Washington, May 26: In a new study, scientists have claimed that they have pinpointed the last crucial piece of the 80-year-old puzzle of how plants “know” when to flower.
Determining the proper time to flower, important if a plant is to reproduce successfully, involves a sequence of molecular events, a plant’s circadian clock and sunlight.
According to Takato Imaizumi, corresponding author of the study from the University of Washington, understanding how flowering works in the simple plant used in this study – Arabidopsis – should lead to a better understanding of how the same genes work in more complex plants grown as crops such as rice, wheat and barley.

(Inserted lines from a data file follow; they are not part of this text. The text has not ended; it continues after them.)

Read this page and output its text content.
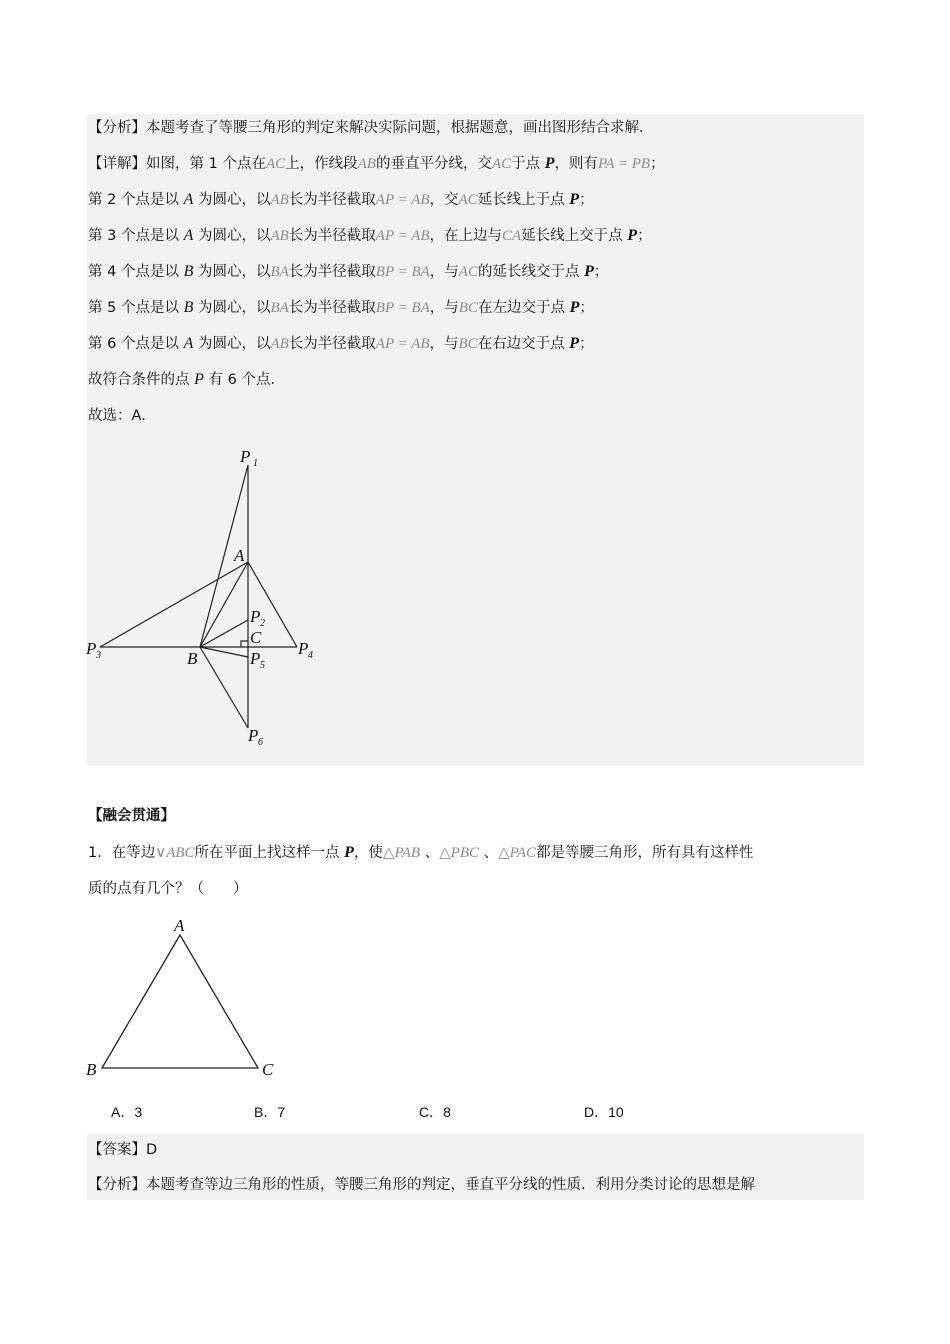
【分析】本题考查了等腰三角形的判定来解决实际问题，根据题意，画出图形结合求解．
【详解】如图，第 1 个点在AC上，作线段AB的垂直平分线，交AC于点 P，则有PA = PB；
第 2 个点是以 A 为圆心，以AB长为半径截取AP = AB，交AC延长线上于点 P；
第 3 个点是以 A 为圆心，以AB长为半径截取AP = AB，在上边与CA延长线上交于点 P；
第 4 个点是以 B 为圆心，以BA长为半径截取BP = BA，与AC的延长线交于点 P；
第 5 个点是以 B 为圆心，以BA长为半径截取BP = BA，与BC在左边交于点 P；
第 6 个点是以 A 为圆心，以AB长为半径截取AP = AB，与BC在右边交于点 P；
故符合条件的点 P 有 6 个点．
故选：A．
P 1
A
P 2
C
P 3	B
P 4
P 5
P 6
【融会贯通】
1．在等边∨ABC所在平面上找这样一点 P，使△PAB 、△PBC 、△PAC都是等腰三角形，所有具有这样性
质的点有几个？（　　）
A
B	C
A．3	B．7	C．8	D．10
【答案】D
【分析】本题考查等边三角形的性质，等腰三角形的判定，垂直平分线的性质．利用分类讨论的思想是解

“If we can regulate the timing of flowering, we might be able to increase crop yield by accelerating or delaying this. Knowing the mechanism gives us the tools to manipulate this,” Imaizumi said.

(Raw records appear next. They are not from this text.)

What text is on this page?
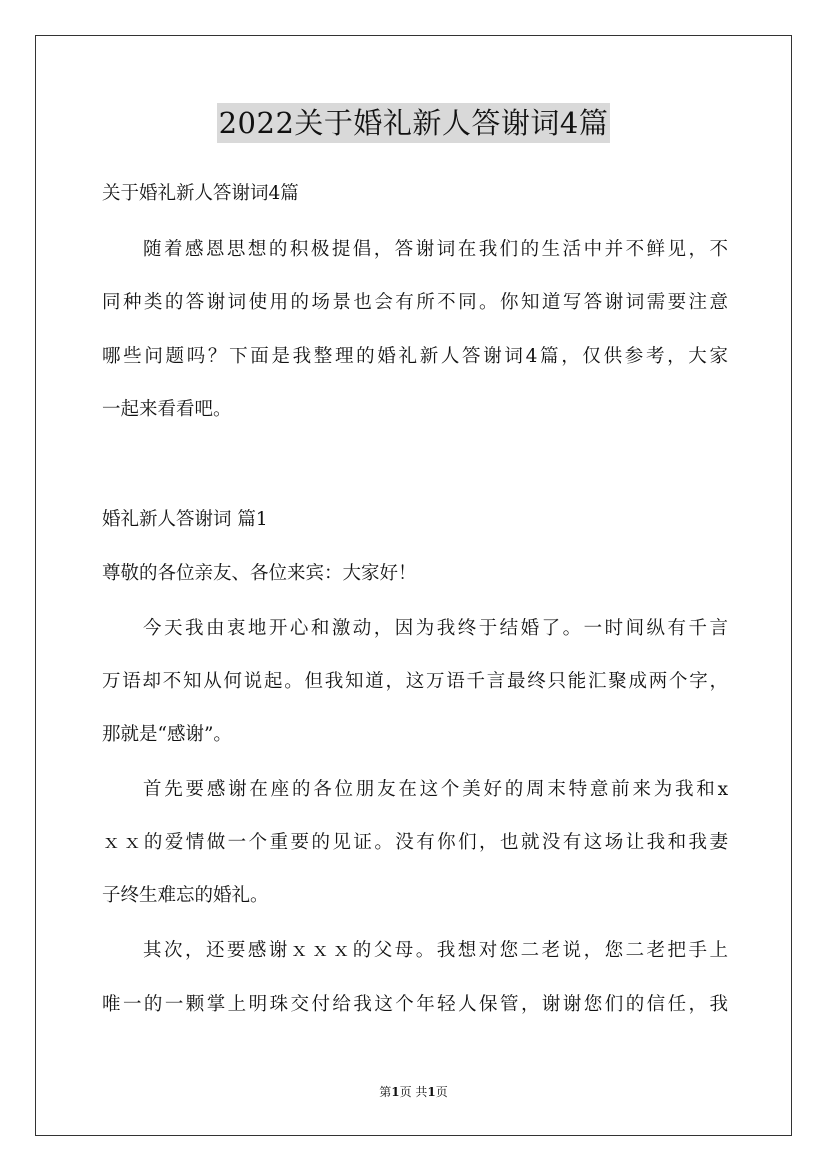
2022关于婚礼新人答谢词4篇
关于婚礼新人答谢词4篇
随着感恩思想的积极提倡，答谢词在我们的生活中并不鲜见，不
同种类的答谢词使用的场景也会有所不同。你知道写答谢词需要注意
哪些问题吗？下面是我整理的婚礼新人答谢词4篇，仅供参考，大家
一起来看看吧。
婚礼新人答谢词 篇1
尊敬的各位亲友、各位来宾：大家好！
今天我由衷地开心和激动，因为我终于结婚了。一时间纵有千言
万语却不知从何说起。但我知道，这万语千言最终只能汇聚成两个字，
那就是“感谢”。
首先要感谢在座的各位朋友在这个美好的周末特意前来为我和x
ｘｘ的爱情做一个重要的见证。没有你们，也就没有这场让我和我妻
子终生难忘的婚礼。
其次，还要感谢ｘｘｘ的父母。我想对您二老说，您二老把手上
唯一的一颗掌上明珠交付给我这个年轻人保管，谢谢您们的信任，我
第1页 共1页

Along with food crops, the work might also lead to higher yields of plants grown for biofuels.
At specific times of year, flowering plants produce a protein known as Flowering Locus T in their leaves that induces flowering. Once this protein is made, it travels from the leaves to the shoot apex, a part of the plant where cells are undifferentiated, meaning they can either become leaves or flowers.
At the shoot apex, this protein starts the molecular changes that send cells on the path to becoming flowers.

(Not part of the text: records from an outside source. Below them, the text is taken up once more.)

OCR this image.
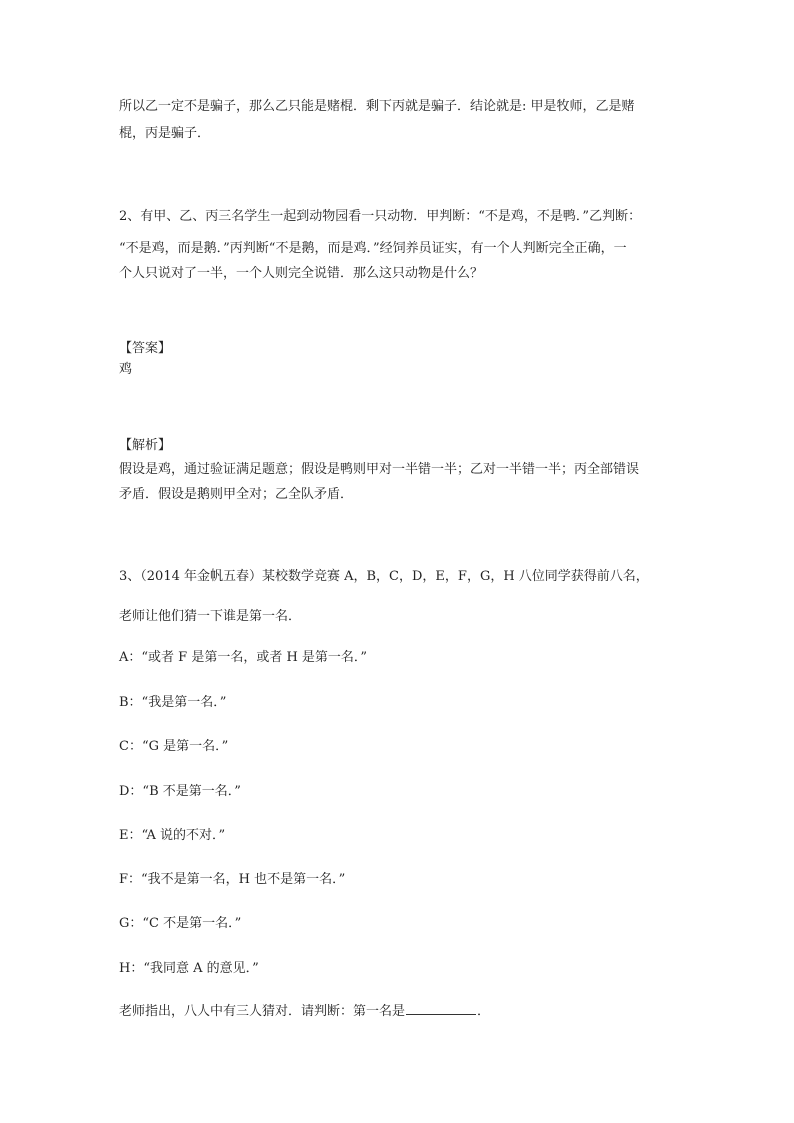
所以乙一定不是骗子，那么乙只能是赌棍．剩下丙就是骗子．结论就是: 甲是牧师，乙是赌
棍，丙是骗子．
2、有甲、乙、丙三名学生一起到动物园看一只动物．甲判断：“不是鸡，不是鸭．”乙判断：
“不是鸡，而是鹅．”丙判断“不是鹅，而是鸡．”经饲养员证实，有一个人判断完全正确，一
个人只说对了一半，一个人则完全说错．那么这只动物是什么？
【答案】
鸡
【解析】
假设是鸡，通过验证满足题意；假设是鸭则甲对一半错一半；乙对一半错一半；丙全部错误
矛盾．假设是鹅则甲全对；乙全队矛盾．
3、（2014 年金帆五春）某校数学竞赛 A，B，C，D，E，F，G，H 八位同学获得前八名，
老师让他们猜一下谁是第一名．
A：“或者 F 是第一名，或者 H 是第一名．”
B：“我是第一名．”
C：“G 是第一名．”
D：“B 不是第一名．”
E：“A 说的不对．”
F：“我不是第一名，H 也不是第一名．”
G：“C 不是第一名．”
H：“我同意 A 的意见．”
老师指出，八人中有三人猜对．请判断：第一名是	．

Changes in day length tell many organisms that the seasons are changing.
It has long been known that plants use an internal time-keeping mechanism known as the circadian clock to measure changes in day length. Circadian clocks synchronize biological processes during 24-hour periods in people, animals, insects, plants and other organisms.
Imaizumi and the paper’s co-authors investigated what’s called the FKF1 protein, which they suspected was a key player in the mechanism by which plants recognize seasonal change and know when to flower. FKF1 protein is a photoreceptor, meaning it is activated by sunlight.
“The FKF1 photoreceptor protein we’ve been working on is expressed in the late afternoon every day, and is very tightly regulated by the plant’s circadian clock.
“When this protein is expressed during days that are short, this protein cannot be activated, as there is no daylight in the late afternoon. When this protein is expressed during a longer day, this photoreceptor makes use of the light and activates the flowering mechanisms involving FLOWERING LOCUS T.
“The circadian clock regulates the timing of the specific photoreceptor for flowering. That is how plants sense differences in day length,” Imaizumi said.
This system keeps plants from flowering when it’s a poor time to reproduce, such as the dead of winter when days are short and nights are long.
The new findings come from work with the plant Arabidopsis, a small plant in the mustard family that’s often used in genetic research.
They validate predictions from a mathematical model of the mechanism that causes Arabidopsis to flower that was developed by Andrew Millar, a University of Edinburgh professor of biology and co-author of the paper.